In 2016, the difference between the AIADMK and DMK fronts was just over 1% votes. In the event of another close contest, the votes of religious minorities could be decisive. Together, Muslims and Christians in Tamil Nadu are believed to constitute about 10% of votes.

This is what makes the BJP a burden for the AIADMK alliance – it forces the party to start the elections on the backfoot with a substantial vote deficit. To counter this, it has made a last-minute turnaround on the Citizenship Amendment Act.

CAA and TN Muslims

But the gambit does not seem to be working.

Within hours of the AIADMK announcing the promise, BJP leaders had made it clear that the amendments to the citizenship law will not be revoked. CT Ravi, the party in-charge for Tamil Nadu for the Assembly elections, said his party was not consulted about the promise. He restated the BJP’s commitment to implement the citizenship law.

In Triplicane, many voters cited Ravi’s statement to argue that AIADMK had no power to do anything about the citizenship law, given that the BJP currently has an overwhelming majority in Parliament and is not dependent on the AIADMK to retain power.

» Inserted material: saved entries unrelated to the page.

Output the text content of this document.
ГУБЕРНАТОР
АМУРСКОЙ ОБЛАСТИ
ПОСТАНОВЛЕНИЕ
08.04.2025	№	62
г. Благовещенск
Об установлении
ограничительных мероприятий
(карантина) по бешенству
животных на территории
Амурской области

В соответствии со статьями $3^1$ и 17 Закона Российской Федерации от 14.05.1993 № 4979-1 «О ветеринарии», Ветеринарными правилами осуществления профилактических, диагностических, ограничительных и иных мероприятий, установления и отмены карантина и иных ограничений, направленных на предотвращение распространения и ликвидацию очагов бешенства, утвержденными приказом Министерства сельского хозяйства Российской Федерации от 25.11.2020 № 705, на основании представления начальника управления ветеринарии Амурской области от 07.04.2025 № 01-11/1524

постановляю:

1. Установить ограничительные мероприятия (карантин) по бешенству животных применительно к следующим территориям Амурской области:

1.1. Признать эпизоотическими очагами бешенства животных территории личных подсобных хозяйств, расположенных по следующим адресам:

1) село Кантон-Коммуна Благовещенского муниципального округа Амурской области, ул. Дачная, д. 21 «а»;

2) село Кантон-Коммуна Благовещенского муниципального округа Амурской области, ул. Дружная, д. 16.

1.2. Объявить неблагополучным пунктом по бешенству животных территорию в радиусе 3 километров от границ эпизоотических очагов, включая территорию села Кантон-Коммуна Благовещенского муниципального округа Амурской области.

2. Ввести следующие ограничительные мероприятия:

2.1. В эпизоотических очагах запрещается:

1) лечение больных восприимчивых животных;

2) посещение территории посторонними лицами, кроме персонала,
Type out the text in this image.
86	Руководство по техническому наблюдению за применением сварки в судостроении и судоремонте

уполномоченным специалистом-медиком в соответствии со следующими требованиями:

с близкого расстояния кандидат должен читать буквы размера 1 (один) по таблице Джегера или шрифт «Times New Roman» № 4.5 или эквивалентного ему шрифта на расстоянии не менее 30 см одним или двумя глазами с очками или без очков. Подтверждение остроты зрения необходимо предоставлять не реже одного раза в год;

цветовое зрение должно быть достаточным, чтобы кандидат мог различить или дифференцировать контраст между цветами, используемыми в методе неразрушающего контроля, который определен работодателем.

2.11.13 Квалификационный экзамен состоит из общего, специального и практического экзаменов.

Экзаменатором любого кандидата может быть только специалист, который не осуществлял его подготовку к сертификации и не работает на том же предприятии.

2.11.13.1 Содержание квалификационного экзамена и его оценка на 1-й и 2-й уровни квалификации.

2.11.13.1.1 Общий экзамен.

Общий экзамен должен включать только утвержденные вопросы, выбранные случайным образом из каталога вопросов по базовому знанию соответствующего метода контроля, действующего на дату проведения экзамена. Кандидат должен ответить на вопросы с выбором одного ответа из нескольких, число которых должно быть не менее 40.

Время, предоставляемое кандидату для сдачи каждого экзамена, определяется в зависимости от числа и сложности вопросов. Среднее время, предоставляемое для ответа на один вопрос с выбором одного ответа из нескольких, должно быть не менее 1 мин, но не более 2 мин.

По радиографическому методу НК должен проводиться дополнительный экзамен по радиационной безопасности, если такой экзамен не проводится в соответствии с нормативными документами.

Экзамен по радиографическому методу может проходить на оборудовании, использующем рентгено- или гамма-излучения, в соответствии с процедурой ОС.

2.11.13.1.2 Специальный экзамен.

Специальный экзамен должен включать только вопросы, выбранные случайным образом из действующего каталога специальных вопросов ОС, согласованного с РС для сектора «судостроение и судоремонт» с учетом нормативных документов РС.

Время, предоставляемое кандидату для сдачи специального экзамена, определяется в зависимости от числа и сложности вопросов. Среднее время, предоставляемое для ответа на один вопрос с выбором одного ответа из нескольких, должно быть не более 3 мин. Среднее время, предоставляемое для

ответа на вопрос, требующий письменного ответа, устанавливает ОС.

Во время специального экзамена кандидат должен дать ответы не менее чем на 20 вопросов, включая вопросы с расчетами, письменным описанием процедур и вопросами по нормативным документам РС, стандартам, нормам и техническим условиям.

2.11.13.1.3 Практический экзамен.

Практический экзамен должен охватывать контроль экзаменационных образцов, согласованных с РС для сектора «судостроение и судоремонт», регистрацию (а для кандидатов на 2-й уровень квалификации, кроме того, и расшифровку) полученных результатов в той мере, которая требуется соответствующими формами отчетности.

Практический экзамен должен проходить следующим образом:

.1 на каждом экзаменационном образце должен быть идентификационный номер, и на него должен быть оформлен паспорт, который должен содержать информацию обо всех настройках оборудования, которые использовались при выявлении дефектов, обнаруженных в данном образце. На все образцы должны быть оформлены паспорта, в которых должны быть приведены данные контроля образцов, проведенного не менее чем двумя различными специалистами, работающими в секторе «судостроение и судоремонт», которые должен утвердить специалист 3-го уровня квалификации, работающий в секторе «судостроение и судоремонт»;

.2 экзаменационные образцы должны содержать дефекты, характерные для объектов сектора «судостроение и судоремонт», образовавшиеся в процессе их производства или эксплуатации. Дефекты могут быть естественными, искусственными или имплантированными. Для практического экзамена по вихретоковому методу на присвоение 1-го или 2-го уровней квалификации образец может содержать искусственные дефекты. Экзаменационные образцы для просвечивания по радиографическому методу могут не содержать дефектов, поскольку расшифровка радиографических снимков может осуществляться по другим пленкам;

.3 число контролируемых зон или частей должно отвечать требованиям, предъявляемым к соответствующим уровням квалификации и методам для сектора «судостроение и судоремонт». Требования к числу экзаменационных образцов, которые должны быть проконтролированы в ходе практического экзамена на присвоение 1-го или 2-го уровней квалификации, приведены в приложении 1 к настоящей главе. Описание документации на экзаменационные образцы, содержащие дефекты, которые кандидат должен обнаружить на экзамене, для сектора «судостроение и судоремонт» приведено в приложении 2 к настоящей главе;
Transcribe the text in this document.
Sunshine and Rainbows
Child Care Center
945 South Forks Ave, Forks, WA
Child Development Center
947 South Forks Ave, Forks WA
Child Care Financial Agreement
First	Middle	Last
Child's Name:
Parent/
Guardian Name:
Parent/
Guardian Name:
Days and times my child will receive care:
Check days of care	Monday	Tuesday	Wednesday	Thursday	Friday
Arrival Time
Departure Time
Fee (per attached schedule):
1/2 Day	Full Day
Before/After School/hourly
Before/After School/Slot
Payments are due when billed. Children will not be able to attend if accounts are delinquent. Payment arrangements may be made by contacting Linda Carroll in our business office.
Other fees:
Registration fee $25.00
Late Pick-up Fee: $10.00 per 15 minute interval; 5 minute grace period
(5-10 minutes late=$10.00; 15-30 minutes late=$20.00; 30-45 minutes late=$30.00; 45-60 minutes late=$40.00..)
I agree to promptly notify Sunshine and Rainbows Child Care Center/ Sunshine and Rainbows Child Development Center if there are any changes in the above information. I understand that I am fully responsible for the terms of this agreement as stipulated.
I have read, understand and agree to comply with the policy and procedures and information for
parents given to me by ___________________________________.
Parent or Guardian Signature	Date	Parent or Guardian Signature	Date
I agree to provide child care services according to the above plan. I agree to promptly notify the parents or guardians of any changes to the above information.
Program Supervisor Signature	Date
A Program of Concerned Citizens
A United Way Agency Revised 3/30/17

Mohammad Nasurullah, who runs an antique clocks repair shop in the locality, said people have come to take last-minute poll promises with a pinch of salt. “Frankly, I do not give much importance to these promises. Irrespective of the party that makes the promise, much of it are impossible to implement.”

In Manali, another locality in Chennai, Mohammad Sajjad, a 35-year-old who works in Dubai and has come to Chennai on vacation to vote, said had the AIADMK stood up to the BJP in Parliament against the Citizenship Amendment Act, Muslims in Tamil Nadu would have rallied behind the party. In fact, he said he would have been happy even if the party had just abstained from voting.

“They could have just remained silent about the CAA,” Sajjad said. “What they have said [in the manifesto] frustrates us even more because we know it is not possible.”

Mohammad Nasurullah runs an antique watch repair shop in Triplicane in Chennai.

Minority votes

Kombai Anwar, historian and documentary maker, said majority of Tamil Nadu Muslims have traditionally backed the DMK. However, Jayalalithaa did manage to pull some of the Muslim votes towards the AIADMK in her third term as chief minister in 2011-’16.

“In her first two terms in 1991 and 2001, she took decisions that were considered anti-minority in nature,” he said. For example, Jayalalithaa passed an anti-conversion law in 2003. “But when she came back to power in 2011, I think she made a conscious effort to reach out to the Muslims.”

But with the AIADMK now in the BJP alliance, it may have squandered whatever minority votes Jayalalithaa was able to pull from the DMK.

Anwar added that it was not just about Muslims but also Christians that should bother the AIADMK. “Unlike in Kerala where local politics sometimes pits Muslims and Christians in opposite camps, in Tamil Nadu this has not happened,” he said. “We have to see whether the AIADMK and the BJP are able to overcome this deficit from elsewhere.”